4. A. nudicaùlis, L. (Wild Sarsaparilla.) Stem scarcely rising out of the ground, smooth, bearing a single long-stalked leaf (1° high) and a shorter naked scape, with 2–7 umbels; leaflets oblong-ovate or oval, pointed, serrate, 5 on each of the 3 divisions.—Moist woodlands; range of n. 3. May, June. The long horizontal aromatic roots a substitute for officinal Sarsaparilla.

§ 2. GÍNSENG. Flowers diœciously polygamous; styles and cells of the red or reddish fruit 2 or 3; stem herbaceous, low, simple, bearing a whorl of 3 palmately 3–7-foliolate leaves, and a simple umbel on a slender peduncle.

5. A. quinquefòlia, Decsne. & Planch. (Ginseng.) Root large and spindle-shaped, often forked (4–9´ long, aromatic); stem 1° high; leaflets long-stalked, mostly 5, large and thin, obovate-oblong, pointed; styles mostly 2; fruit bright red.—Rich and cool woods, Vt. and W. Conn. to Minn., south to the mountains of Ga. July.

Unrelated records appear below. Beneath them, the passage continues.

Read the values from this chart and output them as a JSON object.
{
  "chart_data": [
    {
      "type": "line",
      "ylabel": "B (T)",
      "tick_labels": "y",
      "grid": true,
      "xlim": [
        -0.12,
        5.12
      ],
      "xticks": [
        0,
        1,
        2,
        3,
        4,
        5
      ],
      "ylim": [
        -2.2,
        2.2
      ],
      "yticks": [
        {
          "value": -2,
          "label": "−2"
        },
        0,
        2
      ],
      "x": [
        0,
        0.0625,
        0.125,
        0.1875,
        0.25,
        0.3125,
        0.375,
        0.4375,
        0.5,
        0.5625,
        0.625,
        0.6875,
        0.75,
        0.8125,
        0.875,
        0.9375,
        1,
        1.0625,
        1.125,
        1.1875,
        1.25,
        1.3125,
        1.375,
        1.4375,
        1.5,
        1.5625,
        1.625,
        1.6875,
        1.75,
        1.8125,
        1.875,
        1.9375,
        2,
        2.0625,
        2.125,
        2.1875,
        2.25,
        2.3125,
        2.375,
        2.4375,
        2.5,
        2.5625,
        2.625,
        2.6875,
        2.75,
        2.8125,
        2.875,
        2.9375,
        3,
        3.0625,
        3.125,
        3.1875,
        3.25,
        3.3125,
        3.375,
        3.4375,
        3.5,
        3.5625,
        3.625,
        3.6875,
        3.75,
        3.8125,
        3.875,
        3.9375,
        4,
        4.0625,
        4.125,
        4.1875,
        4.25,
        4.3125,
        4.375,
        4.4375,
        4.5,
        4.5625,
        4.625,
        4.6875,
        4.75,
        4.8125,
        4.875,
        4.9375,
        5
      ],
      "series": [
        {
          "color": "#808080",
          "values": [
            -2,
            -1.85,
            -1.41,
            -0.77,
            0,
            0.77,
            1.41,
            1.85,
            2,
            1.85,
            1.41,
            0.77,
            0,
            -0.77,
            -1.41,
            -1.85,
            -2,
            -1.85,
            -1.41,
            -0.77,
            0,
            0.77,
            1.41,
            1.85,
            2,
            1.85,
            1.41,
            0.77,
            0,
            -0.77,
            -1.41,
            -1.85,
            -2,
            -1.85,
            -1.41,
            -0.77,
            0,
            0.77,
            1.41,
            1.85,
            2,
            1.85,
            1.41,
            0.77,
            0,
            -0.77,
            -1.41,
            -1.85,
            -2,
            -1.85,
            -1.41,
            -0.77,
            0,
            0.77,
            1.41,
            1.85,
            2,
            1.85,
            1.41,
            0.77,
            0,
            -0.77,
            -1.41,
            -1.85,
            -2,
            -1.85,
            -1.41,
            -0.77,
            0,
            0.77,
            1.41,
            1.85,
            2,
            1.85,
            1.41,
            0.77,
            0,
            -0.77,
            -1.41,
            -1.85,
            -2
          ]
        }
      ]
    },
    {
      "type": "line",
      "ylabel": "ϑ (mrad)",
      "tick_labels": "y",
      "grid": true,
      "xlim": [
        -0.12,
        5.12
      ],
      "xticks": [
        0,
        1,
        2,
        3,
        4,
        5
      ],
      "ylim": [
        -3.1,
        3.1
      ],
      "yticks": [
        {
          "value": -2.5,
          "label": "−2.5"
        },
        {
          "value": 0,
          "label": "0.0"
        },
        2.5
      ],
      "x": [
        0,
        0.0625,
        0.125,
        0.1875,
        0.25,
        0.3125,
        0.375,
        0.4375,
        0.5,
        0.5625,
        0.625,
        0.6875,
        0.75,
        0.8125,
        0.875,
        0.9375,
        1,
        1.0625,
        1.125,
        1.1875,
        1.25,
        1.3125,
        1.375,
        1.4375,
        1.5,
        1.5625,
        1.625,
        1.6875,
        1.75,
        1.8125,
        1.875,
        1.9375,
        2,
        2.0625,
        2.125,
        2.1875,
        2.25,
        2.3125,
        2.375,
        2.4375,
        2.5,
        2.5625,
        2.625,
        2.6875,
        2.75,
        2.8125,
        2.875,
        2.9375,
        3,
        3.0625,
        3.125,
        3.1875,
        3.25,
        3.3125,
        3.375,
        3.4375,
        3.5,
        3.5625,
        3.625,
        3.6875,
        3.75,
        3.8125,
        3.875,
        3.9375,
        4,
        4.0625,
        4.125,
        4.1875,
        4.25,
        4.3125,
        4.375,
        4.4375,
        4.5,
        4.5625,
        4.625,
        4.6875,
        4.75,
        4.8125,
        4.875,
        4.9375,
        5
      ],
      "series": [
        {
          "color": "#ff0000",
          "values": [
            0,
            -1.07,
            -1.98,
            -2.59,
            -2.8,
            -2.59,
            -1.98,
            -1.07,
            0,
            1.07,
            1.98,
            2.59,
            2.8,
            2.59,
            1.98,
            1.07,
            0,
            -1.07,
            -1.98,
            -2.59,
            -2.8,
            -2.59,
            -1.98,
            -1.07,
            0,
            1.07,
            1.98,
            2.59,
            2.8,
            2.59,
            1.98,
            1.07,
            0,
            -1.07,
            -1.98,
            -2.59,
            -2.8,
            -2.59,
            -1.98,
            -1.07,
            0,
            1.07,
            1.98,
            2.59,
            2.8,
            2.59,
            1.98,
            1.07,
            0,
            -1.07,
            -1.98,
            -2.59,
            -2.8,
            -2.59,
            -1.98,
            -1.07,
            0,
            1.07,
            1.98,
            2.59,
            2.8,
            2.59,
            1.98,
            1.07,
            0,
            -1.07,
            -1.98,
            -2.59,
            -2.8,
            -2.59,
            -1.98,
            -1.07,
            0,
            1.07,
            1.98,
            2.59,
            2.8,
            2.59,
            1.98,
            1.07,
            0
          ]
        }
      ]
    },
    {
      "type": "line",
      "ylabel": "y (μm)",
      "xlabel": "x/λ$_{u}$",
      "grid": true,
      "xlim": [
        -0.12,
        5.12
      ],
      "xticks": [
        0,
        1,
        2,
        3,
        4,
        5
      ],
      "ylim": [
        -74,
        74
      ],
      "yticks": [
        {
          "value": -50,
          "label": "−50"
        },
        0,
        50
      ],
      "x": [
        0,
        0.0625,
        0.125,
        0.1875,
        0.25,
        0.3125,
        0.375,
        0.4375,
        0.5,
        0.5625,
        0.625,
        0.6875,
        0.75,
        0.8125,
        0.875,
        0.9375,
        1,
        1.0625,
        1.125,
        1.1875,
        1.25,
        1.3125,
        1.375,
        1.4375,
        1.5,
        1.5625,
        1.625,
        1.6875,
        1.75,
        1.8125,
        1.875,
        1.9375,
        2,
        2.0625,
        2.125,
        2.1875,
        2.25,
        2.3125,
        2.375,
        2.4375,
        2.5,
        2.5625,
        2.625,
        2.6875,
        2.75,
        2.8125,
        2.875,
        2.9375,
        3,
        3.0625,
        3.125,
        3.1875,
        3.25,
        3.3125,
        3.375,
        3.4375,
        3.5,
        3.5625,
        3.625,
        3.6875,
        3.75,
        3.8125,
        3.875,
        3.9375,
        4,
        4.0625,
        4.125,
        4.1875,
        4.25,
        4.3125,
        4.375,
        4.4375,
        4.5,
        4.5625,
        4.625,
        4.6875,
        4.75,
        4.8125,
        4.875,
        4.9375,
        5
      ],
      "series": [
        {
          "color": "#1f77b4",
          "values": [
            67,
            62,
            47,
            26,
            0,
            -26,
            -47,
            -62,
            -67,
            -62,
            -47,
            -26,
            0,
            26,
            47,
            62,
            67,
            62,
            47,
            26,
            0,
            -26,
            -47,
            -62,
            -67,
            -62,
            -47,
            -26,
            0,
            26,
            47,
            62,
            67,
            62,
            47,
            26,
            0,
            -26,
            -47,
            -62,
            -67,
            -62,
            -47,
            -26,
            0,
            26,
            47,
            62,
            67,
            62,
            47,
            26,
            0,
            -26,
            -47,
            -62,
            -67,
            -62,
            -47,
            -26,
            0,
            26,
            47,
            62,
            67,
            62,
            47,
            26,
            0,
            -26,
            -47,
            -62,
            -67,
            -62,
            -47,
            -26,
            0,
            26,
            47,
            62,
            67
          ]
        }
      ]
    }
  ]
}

6. A. trifòlia, Decsne. & Planch. (Dwarf Ginseng. Ground-nut.) Root or tuber globular, deep in the ground (pungent to the taste, not aromatic); stems 4–8´ high; leaflets 3–5, sessile at the summit of the leafstalk, narrowly oblong, obtuse; styles usually 3; fruit yellowish.—Rich woods, N. Scotia to Minn., south to Ga. April, May.

Order 50. CORNÀCEÆ. (Dogwood Family.)

Shrubs or trees (rarely herbaceous), with opposite or alternate simple leaves, the calyx-tube coherent with the 1–2-celled ovary, its limb minute, the petals (valvate in the bud) and as many stamens borne on the margin of an epigynous disk in the perfect flowers; style one; a single anatropous ovule hanging from the top of the cell; the fruit a 1–2-seeded drupe; embryo nearly as long as the albumen, with large foliaceous cotyledons.—Including two genera, of which Nyssa is partly apetalous. Bark bitter and tonic.

1. Cornus. Flowers perfect, 4-merous. Leaves mostly opposite.

2. Nyssa. Flowers diœciously polygamous, 5-merous. Leaves alternate.

1. CÓRNUS, Tourn. Cornel. Dogwood.

Flowers perfect (or in some foreign species diœcious). Calyx minutely 4-toothed. Petals 4, oblong, spreading. Stamens 4; filaments slender. Style slender; stigma terminal, flat or capitate. Drupe small, with a 2-celled and 2-seeded stone.—Leaves opposite (except in one species), entire. Flowers small, in open naked cymes, or in close heads surrounded by a corolla-like involucre. (Name from cornu, a horn; alluding to the hardness of the wood.)